Grocer Sobeys rebranded a number of Ontario Price Chopper stores with less than its new FreshCo line. (CBC)
The former Price Chopper stores are in Ontario in Brampton and Mississauga, the vanguard of "dozens" that direct be switched over in the next year and a half, Sobeys president and CEO Bill McEwan related in an interview prior to the grand opening.
"This isn't rightful a conversion or a renovation — this is the launch of a new brand," he said, describing the bright white buildings that sport a big mournful FreshCo sign.
"The concept is a result of about 12 to 18 months of extended research and looking at where do we go next, based without interrupti~ the changes in the consumer landscape, particularly in the GTA [Greater Toronto Area] on the other hand across Ontario overall."
There's a recognition that each store has a separate clientele. The new stores offer multicultural and ethnic foods tailored to the indispensably and choices of people in the neighbouring communities.
"In Brampton, the South Asian inhabitants has grown 250 per cent in about 12 or 13 years, and in that place are varieties of produce that are important and relevant and required to liquidate that marketplace," McEwan noted.
Sobeys Inc. has more than 1,300 stores from coast to coast that include Sobeys, IGA, Foodland, Thrifty Foods and Lawtons Drug Stores. In Ontario, there are 79 Price Choppers and now eight FreshCo stores.
About 60 per cent of the stores nationwide are run by franchisees, McEwan before-mentioned.
No plans for total changeover
Customers entering a FreshCo store power of choosing first encounter fruit and vegetables in a great hall immediately internal that flows into a deli area, a bakery market, and a topical cheese and meat market.
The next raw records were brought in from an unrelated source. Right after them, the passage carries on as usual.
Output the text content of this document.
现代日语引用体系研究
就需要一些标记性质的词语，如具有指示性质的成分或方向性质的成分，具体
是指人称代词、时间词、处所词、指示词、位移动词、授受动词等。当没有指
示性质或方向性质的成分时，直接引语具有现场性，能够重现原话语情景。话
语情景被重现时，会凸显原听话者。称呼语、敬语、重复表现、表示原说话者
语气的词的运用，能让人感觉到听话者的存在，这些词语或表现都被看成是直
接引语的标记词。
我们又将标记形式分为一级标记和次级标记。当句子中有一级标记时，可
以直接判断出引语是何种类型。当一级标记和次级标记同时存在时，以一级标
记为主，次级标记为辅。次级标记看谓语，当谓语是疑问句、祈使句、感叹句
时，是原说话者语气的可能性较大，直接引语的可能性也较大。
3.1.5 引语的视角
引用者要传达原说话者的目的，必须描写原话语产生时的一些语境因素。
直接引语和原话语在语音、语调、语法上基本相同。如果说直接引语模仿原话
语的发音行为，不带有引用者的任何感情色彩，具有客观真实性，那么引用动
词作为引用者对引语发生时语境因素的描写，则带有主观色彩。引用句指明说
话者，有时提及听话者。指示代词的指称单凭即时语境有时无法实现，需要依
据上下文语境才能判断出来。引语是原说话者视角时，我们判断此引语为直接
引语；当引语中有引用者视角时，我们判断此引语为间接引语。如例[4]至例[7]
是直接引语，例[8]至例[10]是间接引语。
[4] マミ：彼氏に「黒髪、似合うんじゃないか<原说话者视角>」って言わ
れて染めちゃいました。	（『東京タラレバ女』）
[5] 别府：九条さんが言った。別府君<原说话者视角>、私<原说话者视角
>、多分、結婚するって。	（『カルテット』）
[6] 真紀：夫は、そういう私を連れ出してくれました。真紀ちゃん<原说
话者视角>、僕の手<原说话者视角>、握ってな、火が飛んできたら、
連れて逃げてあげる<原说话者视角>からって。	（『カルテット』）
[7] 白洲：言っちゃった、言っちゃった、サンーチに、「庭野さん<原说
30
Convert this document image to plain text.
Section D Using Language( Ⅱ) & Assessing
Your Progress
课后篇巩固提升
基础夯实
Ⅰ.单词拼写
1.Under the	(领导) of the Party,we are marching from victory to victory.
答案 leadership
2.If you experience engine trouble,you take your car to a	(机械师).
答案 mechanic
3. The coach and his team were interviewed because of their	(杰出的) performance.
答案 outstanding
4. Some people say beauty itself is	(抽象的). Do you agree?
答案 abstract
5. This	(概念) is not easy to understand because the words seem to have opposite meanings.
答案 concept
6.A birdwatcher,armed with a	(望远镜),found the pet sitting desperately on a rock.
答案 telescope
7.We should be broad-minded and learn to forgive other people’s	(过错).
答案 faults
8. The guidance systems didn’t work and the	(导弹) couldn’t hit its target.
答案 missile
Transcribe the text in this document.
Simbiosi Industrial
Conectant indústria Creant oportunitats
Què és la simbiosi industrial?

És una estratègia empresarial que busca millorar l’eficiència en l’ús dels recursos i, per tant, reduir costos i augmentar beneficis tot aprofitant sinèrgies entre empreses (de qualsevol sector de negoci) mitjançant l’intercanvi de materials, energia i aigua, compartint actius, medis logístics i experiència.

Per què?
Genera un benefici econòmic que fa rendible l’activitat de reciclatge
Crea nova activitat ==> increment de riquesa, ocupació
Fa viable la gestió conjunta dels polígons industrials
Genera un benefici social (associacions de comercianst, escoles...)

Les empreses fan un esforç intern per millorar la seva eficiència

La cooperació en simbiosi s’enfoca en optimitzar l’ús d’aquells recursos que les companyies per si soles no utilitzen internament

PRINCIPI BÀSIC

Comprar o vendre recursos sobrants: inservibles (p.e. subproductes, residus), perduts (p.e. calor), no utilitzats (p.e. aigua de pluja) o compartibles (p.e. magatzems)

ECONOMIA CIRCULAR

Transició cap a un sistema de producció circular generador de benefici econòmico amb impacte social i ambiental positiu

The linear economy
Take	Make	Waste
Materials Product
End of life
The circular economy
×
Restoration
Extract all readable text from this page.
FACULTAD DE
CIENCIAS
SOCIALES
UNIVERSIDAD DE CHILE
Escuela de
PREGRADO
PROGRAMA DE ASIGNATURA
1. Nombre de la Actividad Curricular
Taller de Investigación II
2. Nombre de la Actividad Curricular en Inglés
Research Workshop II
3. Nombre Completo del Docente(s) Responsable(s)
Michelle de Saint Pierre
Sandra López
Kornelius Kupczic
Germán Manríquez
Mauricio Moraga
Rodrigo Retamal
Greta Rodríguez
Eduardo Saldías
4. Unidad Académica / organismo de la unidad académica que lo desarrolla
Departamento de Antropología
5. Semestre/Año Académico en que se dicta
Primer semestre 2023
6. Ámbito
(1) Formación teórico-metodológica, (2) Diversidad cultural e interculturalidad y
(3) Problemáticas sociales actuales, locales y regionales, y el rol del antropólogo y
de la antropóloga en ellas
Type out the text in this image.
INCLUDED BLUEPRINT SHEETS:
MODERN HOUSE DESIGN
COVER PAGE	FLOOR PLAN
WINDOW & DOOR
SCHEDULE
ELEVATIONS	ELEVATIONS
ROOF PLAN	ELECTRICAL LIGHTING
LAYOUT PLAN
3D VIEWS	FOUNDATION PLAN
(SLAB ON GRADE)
"From there you transition into an territory that's filled with pallets of high-value merchandise, which is a hallmark feature of any discount outlet, but we've merchandised it in a high~ that it's very, very abundant," McEwan said.
There won't subsist a full-scale change from Price Chopper to FreshCo, he related, but he met with franchisees Tuesday and they were enthusiastic with reference to the concept.
"Market by market, if we determine through our mart research … that a FreshCo is a requirement, I can't imagine a unbiassed franchisee not wanting to proceed with it," McEwan said.
"We're not prepared to tell where's next for competitive reasons, but in some cases it won't constitution sense to convert from a Price Chopper because … [it] actually provides a more appropriate option in that marketplace. It's not a franchisee's settlement or our decision — we do it together."
The discount segment of the marketplace is further developed in Ontario than almost anyplace else in North America.
"A full 35 to 40 per cent of the food shopping is completed in the discount market, so to compete and participate in the sell in small quantities grocery industry in Ontario, you have to have a strong abatement format," McEwan said.
The FreshCo stores aren't fancy or costly because the effort is being put into low prices and extreme-quality products, he said.
"It's not about the decor — end it's attractive, it's clean, it's contemporary, it's functional — and the move along easily is such that you can get through there with less awkwardness the way it's laid out."